The Australian Work Health and Safety Strategy 2023–2033 establishes a shared national vision for WHS and a platform for improving workplace health and safety and reducing workplace fatalities, injuries and illnesses.
Released by Safe Work Australia last week, the Australian Work Health and Safety Strategy 2023–2033 has been agreed to and endorsed by all states and territories, the federal government, ACTU, AiGroup and the Australian Chamber of Commerce and Industry.
It sets out a shared and ambitious national vision for improving WHS in Australia and reducing work related fatalities, injuries and illnesses. It is ‘the result of combined efforts and a fundamental commitment to collaboration from all governments, industry, workers and their representatives’.
At the core of the Strategy is the aim and commitment to taking a more unified and national approach to workplace health and safety across all jurisdictions. For this reason, those responsible for workplace health and safety at all levels of the organisation need to familiarise themselves with the strategy and consider its contents as part of regular Safety Management System reviews.
Overview of the Australian Work Health and Safety Strategy 2023–2033
The strategy's overarching goal is to reduce workplace fatalities, injuries and illnesses. As such it identifies clear and measurable targets, including:
30% reduction in worker fatalities caused by traumatic injuries
20% in the frequency of serious WorkCover claims resulting in one or more weeks off work
15% reduction in the frequency of permanent impairment
3.5% (or below) overall incidence rate of work‑related injury or illness
20% reduction in the frequency of work-related respiratory disease and no new cases of accelerated silicosis
The Strategy prioritises six industries, which are responsible for 70% of fatalities and 58%
of serious workers’ compensation claims:
health care and social assistance
public administration and safety
Identified within the Strategy are eight key challenges that SafeWork believes will require ‘sophisticated’ and ‘holistic’ approaches to address. These include:
Management of psychosocial risks and hazards, including high work demands, low job support and harmful behaviours such as bullying and sexual harassment.
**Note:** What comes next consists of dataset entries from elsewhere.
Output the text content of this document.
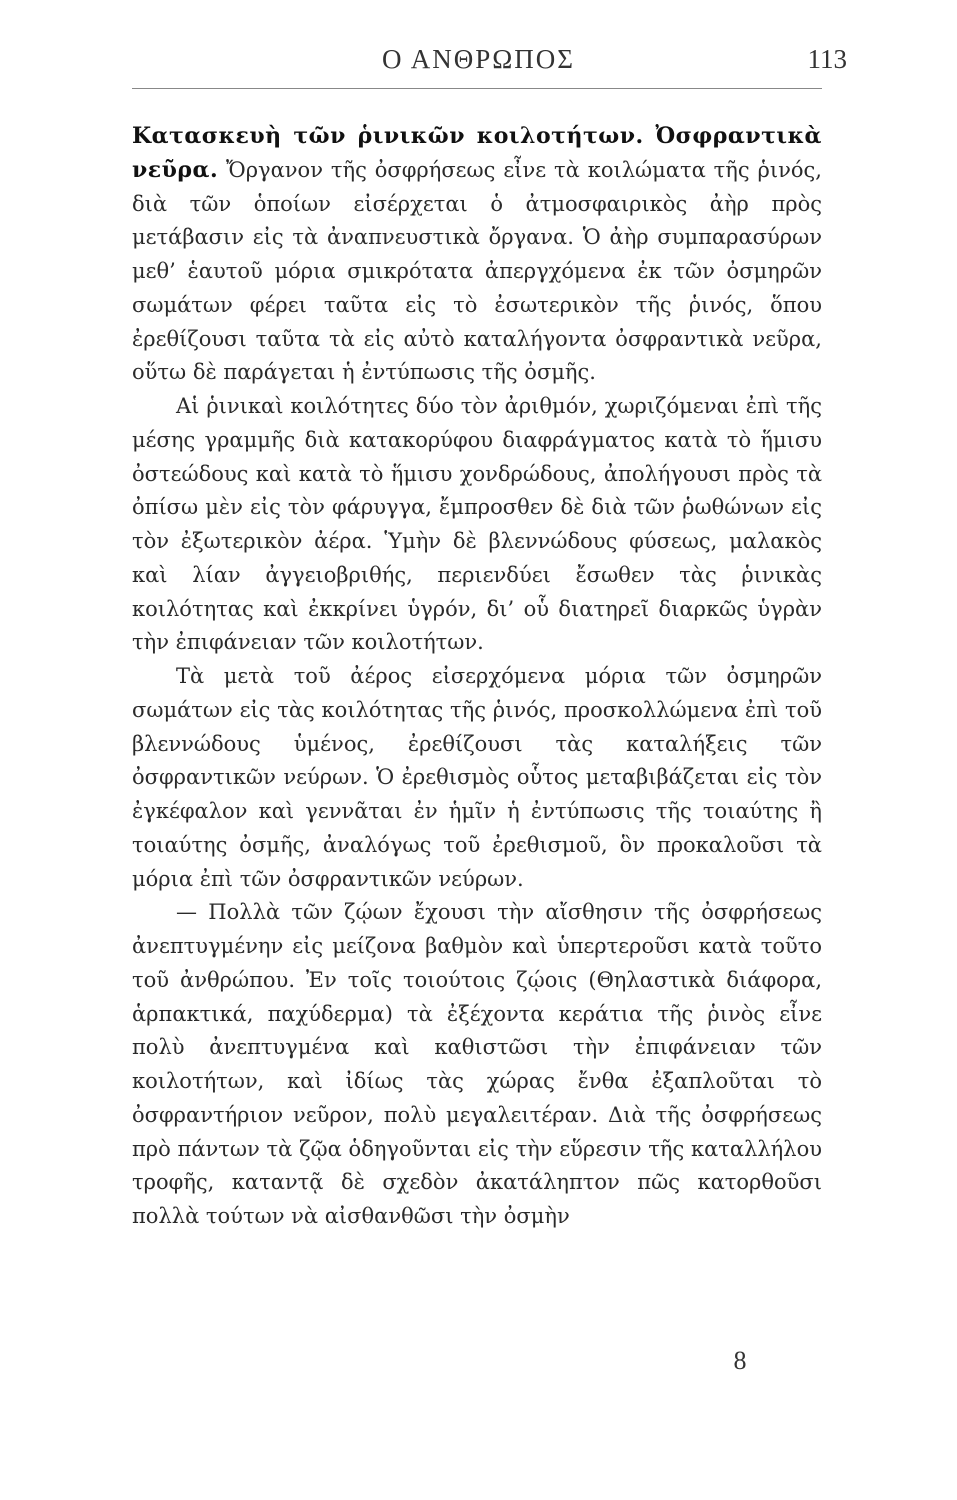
Ο ΑΝΘΡΩΠΟΣ	113

Κατασκευὴ τῶν ῥινικῶν κοιλοτήτων. Ὀσφραντικὰ νεῦρα. Ὄργανον τῆς ὀσφρήσεως εἶνε τὰ κοιλώματα τῆς ῥινός, διὰ τῶν ὁποίων εἰσέρχεται ὁ ἀτμοσφαιρικὸς ἀὴρ πρὸς μετάβασιν εἰς τὰ ἀναπνευστικὰ ὄργανα. Ὁ ἀὴρ συμπαρασύρων μεθ’ ἑαυτοῦ μόρια σμικρότατα ἀπεργχόμενα ἐκ τῶν ὀσμηρῶν σωμάτων φέρει ταῦτα εἰς τὸ ἐσωτερικὸν τῆς ῥινός, ὅπου ἐρεθίζουσι ταῦτα τὰ εἰς αὐτὸ καταλήγοντα ὀσφραντικὰ νεῦρα, οὕτω δὲ παράγεται ἡ ἐντύπωσις τῆς ὀσμῆς.

Αἱ ῥινικαὶ κοιλότητες δύο τὸν ἀριθμόν, χωριζόμεναι ἐπὶ τῆς μέσης γραμμῆς διὰ κατακορύφου διαφράγματος κατὰ τὸ ἥμισυ ὀστεώδους καὶ κατὰ τὸ ἥμισυ χονδρώδους, ἀπολήγουσι πρὸς τὰ ὀπίσω μὲν εἰς τὸν φάρυγγα, ἔμπροσθεν δὲ διὰ τῶν ῥωθώνων εἰς τὸν ἐξωτερικὸν ἀέρα. Ὑμὴν δὲ βλεννώδους φύσεως, μαλακὸς καὶ λίαν ἀγγειοβριθής, περιενδύει ἔσωθεν τὰς ῥινικὰς κοιλότητας καὶ ἐκκρίνει ὑγρόν, δι’ οὗ διατηρεῖ διαρκῶς ὑγρὰν τὴν ἐπιφάνειαν τῶν κοιλοτήτων.

Τὰ μετὰ τοῦ ἀέρος εἰσερχόμενα μόρια τῶν ὀσμηρῶν σωμάτων εἰς τὰς κοιλότητας τῆς ῥινός, προσκολλώμενα ἐπὶ τοῦ βλεννώδους ὑμένος, ἐρεθίζουσι τὰς καταλήξεις τῶν ὀσφραντικῶν νεύρων. Ὁ ἐρεθισμὸς οὗτος μεταβιβάζεται εἰς τὸν ἐγκέφαλον καὶ γεννᾶται ἐν ἡμῖν ἡ ἐντύπωσις τῆς τοιαύτης ἢ τοιαύτης ὀσμῆς, ἀναλόγως τοῦ ἐρεθισμοῦ, ὃν προκαλοῦσι τὰ μόρια ἐπὶ τῶν ὀσφραντικῶν νεύρων.

— Πολλὰ τῶν ζῴων ἔχουσι τὴν αἴσθησιν τῆς ὀσφρήσεως ἀνεπτυγμένην εἰς μείζονα βαθμὸν καὶ ὑπερτεροῦσι κατὰ τοῦτο τοῦ ἀνθρώπου. Ἐν τοῖς τοιούτοις ζῴοις (Θηλαστικὰ διάφορα, ἁρπακτικά, παχύδερμα) τὰ ἐξέχοντα κεράτια τῆς ῥινὸς εἶνε πολὺ ἀνεπτυγμένα καὶ καθιστῶσι τὴν ἐπιφάνειαν τῶν κοιλοτήτων, καὶ ἰδίως τὰς χώρας ἔνθα ἐξαπλοῦται τὸ ὀσφραντήριον νεῦρον, πολὺ μεγαλειτέραν. Διὰ τῆς ὀσφρήσεως πρὸ πάντων τὰ ζῷα ὁδηγοῦνται εἰς τὴν εὕρεσιν τῆς καταλλήλου τροφῆς, καταντᾷ δὲ σχεδὸν ἀκατάληπτον πῶς κατορθοῦσι πολλὰ τούτων νὰ αἰσθανθῶσι τὴν ὀσμὴν

8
Health and safety vulnerability which prevents some workers from raising issues or concerns and tends to affect younger workers, those that work alone, are from culturally and linguistically diverse backgrounds, or who are employed in labour-hire positions.
Support for small businesses, which typically have fewer resources available to dedicate to understanding and effectively managing health and safety risks in the workplace.
Rise of artificial intelligence, automation and related technologies in the workplace that have the potential to replace higher-risk manual tasks but could also create new psychosocial hazards.
The changing nature of work, which means more people will have multiple jobs and be employed through the ‘gig economy’, combined with a trend that sees multiple employers sharing WHS responsibilities under WHS laws.
Changing workforce demographics, including an increase in the number of older workers in the workforce and labour shortages in key industries such as agriculture, health care and social assistance, which could lead to an increase in the number of vulnerable workers.
Hybrid work models, which may change or create new health and safety risks that employers need to manage.
Climate related risks, including extreme weather events, heat, flooding and diseases that may disrupt operations, along with new technologies, injuries and roles that will need to be managed as a result of measures designed to reduce or limit climate change.
More complex supply chains, which will require employers to ‘consider WHS risk more systematically’.
Realising the vision and achieving the goal
To address the challenges, and achieve the targets and overarching goal, the Strategy identifies three key ‘enablers’:
Embedding good WHS practices in all workplaces, across all industries and cohorts.
Building and deepening knowledge and understanding of WHS risks – at all levels.
Consistent and effective consultation and collaboration between employers, workers, government, industry and unions.
In addition, it sets out five key ‘actions’ that need to be taken to enable change:
Raising awareness and building knowledge and understanding at all levels of the community through effective, coordinated information campaigns.
National coordination, sharing of resources and collaboration across all Australian jurisdictions.
Timely data and intelligence gathering and information sharing to expand the knowledge base and assist in addressing current and emerging challenges and concerns.
Enhanced health and safety leadership across government, industry, organisations, employers and workers, with a focus on building a health and safety culture that embraces the systematic management of WHS risk.
Maintaining a strong focus on compliance and enforcement, with a nationally consistent approach as set out in the National Compliance and Enforcement Policy.